The 1970s saw the psychedelic vibe gradually give way to über-glam fashion that was fit for shimmying on the dancefloor. In the early years, the floaty look was still alive and well. Yves Saint Laurent, fashion’s new darling, took inspiration from his many trips to the hippy mecca of Marrakech, putting peasant blouses and gypsy skirts on the couture catwalks and sending shock waves through the Paris fashion establishment.

On the street, the young and cool were working high-waisted denim flares, worn with tight blouses and platforms. The pièce de résistance? A pair of giant sunglasses, set off by big, bouncy hair – as championed by the ultimate Charlie’s Angel, Farrah Fawcett.

As the decade progressed, dance culture increased its grip on fashion. First stop was Glam Rock, as David Bowie hit the scene in his outrageous, androgynous outfits. Kaftans were swiftly dropped in favour of tight Lurex tops, rhinestone boots and feather boas. Women’s clothes also went Disco-tastic – it was all about wrap-round rayon dresses in an eye-popping array of colours, or Spandex trousers teamed with tummy-baring tube tops.
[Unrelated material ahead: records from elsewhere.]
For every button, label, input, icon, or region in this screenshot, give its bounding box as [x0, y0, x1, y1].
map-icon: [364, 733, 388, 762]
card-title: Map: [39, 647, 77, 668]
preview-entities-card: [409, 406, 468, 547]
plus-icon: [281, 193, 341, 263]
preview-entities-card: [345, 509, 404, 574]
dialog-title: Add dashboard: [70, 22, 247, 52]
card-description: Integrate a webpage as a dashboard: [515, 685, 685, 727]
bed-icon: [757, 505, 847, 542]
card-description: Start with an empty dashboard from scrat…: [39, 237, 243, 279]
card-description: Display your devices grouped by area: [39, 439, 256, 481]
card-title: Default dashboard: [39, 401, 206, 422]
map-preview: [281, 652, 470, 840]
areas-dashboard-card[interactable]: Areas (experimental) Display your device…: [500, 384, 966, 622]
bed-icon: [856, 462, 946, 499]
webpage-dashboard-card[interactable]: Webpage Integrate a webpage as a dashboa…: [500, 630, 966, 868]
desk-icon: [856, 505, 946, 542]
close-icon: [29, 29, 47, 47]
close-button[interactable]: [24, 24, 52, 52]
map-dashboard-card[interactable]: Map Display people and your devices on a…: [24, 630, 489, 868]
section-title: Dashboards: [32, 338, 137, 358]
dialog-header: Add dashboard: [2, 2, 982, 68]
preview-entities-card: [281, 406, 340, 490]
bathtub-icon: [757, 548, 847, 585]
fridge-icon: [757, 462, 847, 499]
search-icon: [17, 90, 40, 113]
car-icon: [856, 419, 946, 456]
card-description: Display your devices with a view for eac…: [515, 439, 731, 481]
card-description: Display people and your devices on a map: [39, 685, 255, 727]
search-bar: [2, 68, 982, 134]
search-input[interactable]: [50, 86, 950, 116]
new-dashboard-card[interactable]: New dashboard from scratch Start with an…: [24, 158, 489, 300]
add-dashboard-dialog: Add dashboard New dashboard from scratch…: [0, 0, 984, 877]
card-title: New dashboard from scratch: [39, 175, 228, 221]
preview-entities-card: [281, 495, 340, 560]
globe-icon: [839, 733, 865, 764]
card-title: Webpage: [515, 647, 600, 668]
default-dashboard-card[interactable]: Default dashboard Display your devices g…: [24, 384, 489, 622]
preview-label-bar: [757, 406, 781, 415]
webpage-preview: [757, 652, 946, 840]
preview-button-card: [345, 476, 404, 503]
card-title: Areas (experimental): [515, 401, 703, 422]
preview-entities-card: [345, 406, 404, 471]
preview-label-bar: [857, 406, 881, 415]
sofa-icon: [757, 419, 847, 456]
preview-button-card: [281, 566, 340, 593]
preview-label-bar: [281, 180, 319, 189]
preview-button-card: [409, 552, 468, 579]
The same year saw New York’s Studio 54 nightclub explode onto the scene, which quickly became a magnet for the fashionable and fabulous. Angelica Huston, Liza Minnelli and Debbie Harry all hung out there, shimmying about in slinky jersey creations by the hot, young designer Roy Halston, making him a star in the process. The club finally closed its doors in 1986, but its owners Steve Rubell, Ian Schrager, Tim Savage and Jack Dushey left behind them a trail of the most hedonistic (and stylish) parties in history.

1980s

The hair was big and the shoulders were bigger. Yes, more was definitely more in the era of Dynasty. As the economy boomed, power dressing took hold as the ultimate display of wealth and success. Yuppies wore serious shoulder-padded suits to show they meant business, and splurged on cashmere scarves and Sloane-style velvet headbands for the weekend. The new tycoons had money to burn and they wanted status symbols to spend it on. Enter the statement purchase – you were nothing without your Nike trainers, Hi-Fi and designer watch.

Fashion quickly got wise to the power of branding. Designers like Ralph Lauren and Emporio Armani turned their businesses into fashion empires, covering everything from denim to underwear with their much-coveted logos. Meanwhile, thanks to Don Johnson in Miami Vice, men’s fashion went laid-back and sporty – think T-shirts with pastel blazers and (shudder) stone-washed jeans.

The dance films Flashdance and Footloose introduced the delights of wearing leggings and sawn-off grey marl sweatshirts, and everyone obsessed over Hollywood’s young Brat Pack – including stars Emilio Estevez and Molly Ringwald, who appeared in teen films like Pretty in Pink and The Breakfast Club.

Underground music sub-cultures were also exploding. The punks and New Romantics – personified by Boy George and Adam and the Ants – pioneered pirate styles like spiky hair and ruffled shirts. At the same time, the States was witnessing the rise of a style queen who would change the face of fashion forever: Madonna.

Back then she was a little known club kid, but pretty soon she was hitting the headlines in her fishnets, lace gloves and controversial crucifixes. Queen Madge was brash, bold, and built her career from sheer bullish ambition – what better icon could there be for the Era of Excess?